Nevertheless, our RF are comparable with RF from field experiments of other authors. Jensen et al. [8] found RF of 0.13 % for Cd, 0.029 % for Zn and 0.001 % for Pb, respectively, in a field study on moderately polluted soil. According to Schmidt [52], in field experiments, we can assume only 20 % RF compared to controlled pot experiments. There are several reasons for different results coming from pot and field experiments: (i) The roots of plants in pots penetrate properly only a limited volume of soil, but in the field, they can easily avoid a contaminated top soil layer; (ii) a portion of removed RE is stored in the leaves that fall down and are not harvested in the field; and (iii) concentrations of elements are almost significantly higher in the roots than in aboveground tissues, and the roots are not harvested until the plantation was terminated [53].

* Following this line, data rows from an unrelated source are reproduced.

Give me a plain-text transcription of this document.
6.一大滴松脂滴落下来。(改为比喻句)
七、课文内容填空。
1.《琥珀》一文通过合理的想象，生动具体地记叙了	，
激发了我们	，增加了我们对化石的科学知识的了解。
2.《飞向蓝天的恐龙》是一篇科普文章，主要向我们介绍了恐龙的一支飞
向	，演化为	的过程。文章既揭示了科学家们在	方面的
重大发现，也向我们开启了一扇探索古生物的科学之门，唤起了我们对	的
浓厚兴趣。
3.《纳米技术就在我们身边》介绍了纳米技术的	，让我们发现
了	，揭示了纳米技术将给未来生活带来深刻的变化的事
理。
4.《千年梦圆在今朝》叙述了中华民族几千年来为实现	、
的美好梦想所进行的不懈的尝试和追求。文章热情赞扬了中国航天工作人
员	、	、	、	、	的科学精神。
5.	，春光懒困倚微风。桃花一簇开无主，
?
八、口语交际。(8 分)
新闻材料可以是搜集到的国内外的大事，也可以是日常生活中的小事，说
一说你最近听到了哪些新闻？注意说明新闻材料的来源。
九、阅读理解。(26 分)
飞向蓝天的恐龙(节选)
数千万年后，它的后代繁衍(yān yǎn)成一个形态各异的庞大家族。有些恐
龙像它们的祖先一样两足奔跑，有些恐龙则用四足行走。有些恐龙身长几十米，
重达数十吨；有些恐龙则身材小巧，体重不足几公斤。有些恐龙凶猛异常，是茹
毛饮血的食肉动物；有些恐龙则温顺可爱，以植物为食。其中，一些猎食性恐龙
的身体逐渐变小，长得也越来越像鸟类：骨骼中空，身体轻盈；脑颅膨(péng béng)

RF calculations in our experiment confirmed that natural phytoextraction of Pb from this contaminated soil is not a suitable remediation method. According to Komarek et al. [32], the Pb RF values are very low (≤0.001 %), due to the high total concentration of Pb in the soil, its stable binding to the oxide and organic fractions of the soil. Better results were obtained for Zn (up to 0.34 %) and especially for Cd (up 0.94 %) by S2 clones in the second harvest. Even though these percentages are small, the removal by plants will most likely reduce the amount that can be leached, representing the most readily available fraction in the soil [8].

Conclusions

The results from the 6-year experiment showed that high biomass production was found in the second harvest (last 2 years) of the experiment either in C or SS treatments when sufficient roots were developed. The application of SS limited plant growth in the first years of the experiment but significantly increased biomass yield in willows in treatments, reaching up to 15 t DM ha−1 for S2 clones in the second harvest. The biomass yield was the major driving force for the RE amount removed by shoots. The removal was significantly higher by the second harvest for all clones and elements, with the exception of the P2 clone, in the C treatment. The Salix clones were characterised by higher removal of Cd and Zn compared to Populus clones. The S2 clone showed the best removal of Cd (up to 0.94 %) and Zn (up to 0.34 %); removal of Pb was negligible. SS can be a suitable amendment for willow plantations. Very promising phytoextraction efficiency presented in pot experiments was not confirmed in the field due to lower density of roots per volume of soil.